Portfolio Presentation Strategy:

  • Asynchronous Task Walkthrough: Be prepared to clearly articulate your process, tool choices, and the logic behind your automated test flow. Explain any challenges you encountered and how you overcame them.
  • Demonstrate Impact: If you have other portfolio examples, focus on showcasing the impact of your work. Use metrics to highlight efficiency gains, bug reductions, or coverage improvements.
  • Conciseness and Clarity: Given the fast interview cycle, present your information clearly and concisely. Avoid jargon where simpler terms suffice, but be precise when discussing technical details.
  • Address AI Specifics: Frame your portfolio examples in a way that shows your understanding of product quality and testing, even if it wasn't directly AI-related. Highlight transferable skills like logic validation, complex scenario testing, and automation.

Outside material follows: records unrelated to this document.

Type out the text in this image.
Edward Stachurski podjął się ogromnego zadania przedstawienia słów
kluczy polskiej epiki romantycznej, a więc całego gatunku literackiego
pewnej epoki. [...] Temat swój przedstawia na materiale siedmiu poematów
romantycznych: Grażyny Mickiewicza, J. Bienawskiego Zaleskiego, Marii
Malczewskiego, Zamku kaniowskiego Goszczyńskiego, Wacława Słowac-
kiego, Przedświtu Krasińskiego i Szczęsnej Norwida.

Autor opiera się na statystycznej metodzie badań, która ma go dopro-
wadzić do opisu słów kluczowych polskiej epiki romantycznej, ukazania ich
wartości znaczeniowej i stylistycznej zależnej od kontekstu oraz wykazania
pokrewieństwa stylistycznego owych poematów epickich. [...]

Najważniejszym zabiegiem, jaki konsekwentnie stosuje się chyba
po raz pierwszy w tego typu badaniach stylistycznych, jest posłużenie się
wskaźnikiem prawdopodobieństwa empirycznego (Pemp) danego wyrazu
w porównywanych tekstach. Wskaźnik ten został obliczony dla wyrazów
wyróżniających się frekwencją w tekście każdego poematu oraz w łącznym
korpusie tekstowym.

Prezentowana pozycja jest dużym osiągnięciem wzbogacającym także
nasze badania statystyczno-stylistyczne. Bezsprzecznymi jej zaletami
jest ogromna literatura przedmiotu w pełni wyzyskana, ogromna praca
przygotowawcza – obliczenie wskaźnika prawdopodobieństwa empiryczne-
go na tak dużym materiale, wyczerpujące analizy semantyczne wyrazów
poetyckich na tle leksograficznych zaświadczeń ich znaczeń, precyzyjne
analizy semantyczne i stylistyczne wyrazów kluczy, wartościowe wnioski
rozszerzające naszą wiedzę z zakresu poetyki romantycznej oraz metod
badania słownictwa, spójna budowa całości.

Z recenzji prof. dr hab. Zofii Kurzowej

📝 Enhancement Note: The asynchronous task serves as a practical portfolio piece. Candidates should ensure it is well-documented and they can confidently explain their choices and results during the interview. The direct interview with CPO/CTO means questions will likely be strategic and focused on impact and problem-solving.

📌 Application Steps

To apply for this Product & UX Tester - Gen AI position:

  • Submit your application through the provided Lever.co link.
  • Tailor Your Resume: Highlight experience with test automation, AI/LLM testing (if applicable), and your ability to operate autonomously in fast-paced environments. Use keywords from the job description like "GenAI," "LLM," "test automation," "exploratory testing," and "quality KPIs."
  • Prepare Your Portfolio: Have examples of your work ready, especially related to test automation. Since an asynchronous task is part of the hiring process, ensure you have a strong understanding of how to build and document an automated test flow.
  • Research Wing Assistant & M32 AI: Understand their mission, their focus on agentic AI for traditional service businesses, and their "startup within a corporate" model. Familiarize yourself with their values, particularly "output over pedigree."
  • Practice for the Asynchronous Task: Before applying or immediately after, practice building a simple automated workflow. Consider common web application interactions or API calls. Focus on clear documentation of your process.
  • Prepare for the C-Suite Interview: Think about how your skills align with the company's strategic goals and your vision for quality operations, especially in the context of AI development. Prepare insightful questions for the CPO and CTO.

⚠️ Important Notice: This enhanced job description includes AI-generated insights and operations industry-standard assumptions. All details should be verified directly with the hiring organization before making application decisions.

Application Requirements

Experience testing GenAI or LLM-driven products is preferred, along with familiarity with performance testing tools. Candidates should have a background in high-velocity environments and a preference for automation over repetitive tasks.